Take plenty of stuff sacks for separating clothes, a dirty laundry sack and extra for food storage. Get into the habit of always putting things in the same place. Finally is your tent too heavy? Since it's mainly fine during the autumn season, just a tent fly or a bivvy bag might do. Hardy weight fanatics with a five-season sleeping bag could forget even these.
Meal ideas
I have survived far too many camping excursions on locally purchased muesli and milk powder for breakfast, biscuits and chocolate for lunch, and variations on noodles mixed with soups for dinner. However with a little imagination and forethought you can be spared some monotony.
Porridge is easily enlivened by the essential pinch of salt, some honey, milk powder and cinnamon (nice in coffee too), and perhaps even a dollop of jam for decoration. For crunchy more-ishness add dried fruits, granola or some muesli. Tsampa is the local equivalent of porridge. Herbal teas add variety to the morning cuppa.
For lunches, lodge-made chapattis last several days and are tasty topped by cheese or tuna mixed with cabbage, garlic and onion and spiced with masala. Papads/pappadums, the thin crispy and spicy Indian appetisers, are easily cooked in a hot pan, perhaps with a dash of oil. Prawn crackers, the Chinese snack, are also surprisingly easily prepared in very hot deep oil. Soup, perhaps with local vegetables is a warming standby.
Relatively new to the local market is excellent spicy dried buffalo meat (around US$5 a kilo). Eaten raw this is a favourite snack with Sherpas and Tibetans; it also adds considerable texture to a soupy main course. Chunks of cheese (tinned or otherwise) can also inspire the appropriate dish. Local salami is bland compared to the real stuff. A fresh cabbage or cauliflower lasts surprisingly well. Nice by themselves, both are easily mixed to add bulk. Then of course there are the old standbys, onion and garlic. Curry powder, called masala comes in many different varieties and strengths. Potatoes can usually be picked up just about anywhere and, if sliced very thinly, cook in next to no time.
SHOPS, BANKS AND POST OFFICES
Shops Most lodges also run a small shop offering bottled drinks, three or four types of biscuits, chocolate, Mars Bars and some sweets. Often tins of fruit or fish can be found along with noodles, coffee, drinking chocolate, tea, muesli, porridge, milk powder, jam, hats, gloves and cheap batteries. A few places stock film and AA alkaline batteries.
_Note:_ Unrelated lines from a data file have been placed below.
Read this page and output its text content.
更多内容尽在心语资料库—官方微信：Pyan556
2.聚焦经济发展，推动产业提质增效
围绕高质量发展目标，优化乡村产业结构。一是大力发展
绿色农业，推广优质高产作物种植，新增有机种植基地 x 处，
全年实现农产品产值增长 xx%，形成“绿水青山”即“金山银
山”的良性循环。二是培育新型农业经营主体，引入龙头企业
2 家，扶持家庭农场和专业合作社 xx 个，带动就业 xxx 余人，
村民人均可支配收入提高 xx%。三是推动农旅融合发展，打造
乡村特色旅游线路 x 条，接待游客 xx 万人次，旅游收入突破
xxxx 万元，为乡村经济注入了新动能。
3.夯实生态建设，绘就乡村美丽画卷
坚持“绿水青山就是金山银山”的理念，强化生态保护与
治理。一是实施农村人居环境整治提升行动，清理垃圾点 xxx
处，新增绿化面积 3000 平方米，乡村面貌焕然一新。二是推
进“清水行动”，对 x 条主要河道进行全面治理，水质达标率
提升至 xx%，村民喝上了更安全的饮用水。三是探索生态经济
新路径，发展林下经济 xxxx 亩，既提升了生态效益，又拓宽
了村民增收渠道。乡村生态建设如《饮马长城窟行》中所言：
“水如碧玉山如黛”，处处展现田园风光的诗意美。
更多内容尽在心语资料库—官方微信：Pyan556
Banks There is a small bank with marginal foreign exchange facilities in Dhunche, but that is the only one in the entire trekking region. All government offices (bar checkpoints) are closed on Saturdays and the numerous public holidays. All are open on Sundays.
Post offices It is possible to post letters in Dhunche, Langtang village and Tarkeghyang. It is better to know the postage rates and have the stamps with you or simply wait until you get back to Kathmandu.
CAMPING SUPPLIES
Instant noodles and biscuits are sold by every shop in Nepal, although many small villages don't have a shop.
Basic supplies are easily found in Langtang Village, Kyangjin and Tarkeghyang. These include biscuits, Dairy Milk chocolate, Mars, Snickers, instant noodles, packet soups, cooking oil (bring a container), onions, garlic, yak cheese, coffee (tea comes in packets - tea bags are hard to find), Horlicks, drinking chocolate, sugar, tinned tuna, jam, honey, muesli, porridge, milk powder and kerosene. Prices are steep compared to Kathmandu but it does save carrying supplies up.
Better brought from Kathmandu are nuts, raisins and snacky things, pappadums, prawn crackers (sold in bluish boxes), masala (curry powder), cinnamon (daalchini), tomato paste (beware, it's in a tin similar to sardines), macaroni and spaghetti, tinned cheese and cheese segments, salami (from delis), dried vegetables (available in Best supermarket, Thamel), dried meat, petrol and gas cylinders. The best place to find most of this is Assan Tol, the busy local market, marked on the map on p76.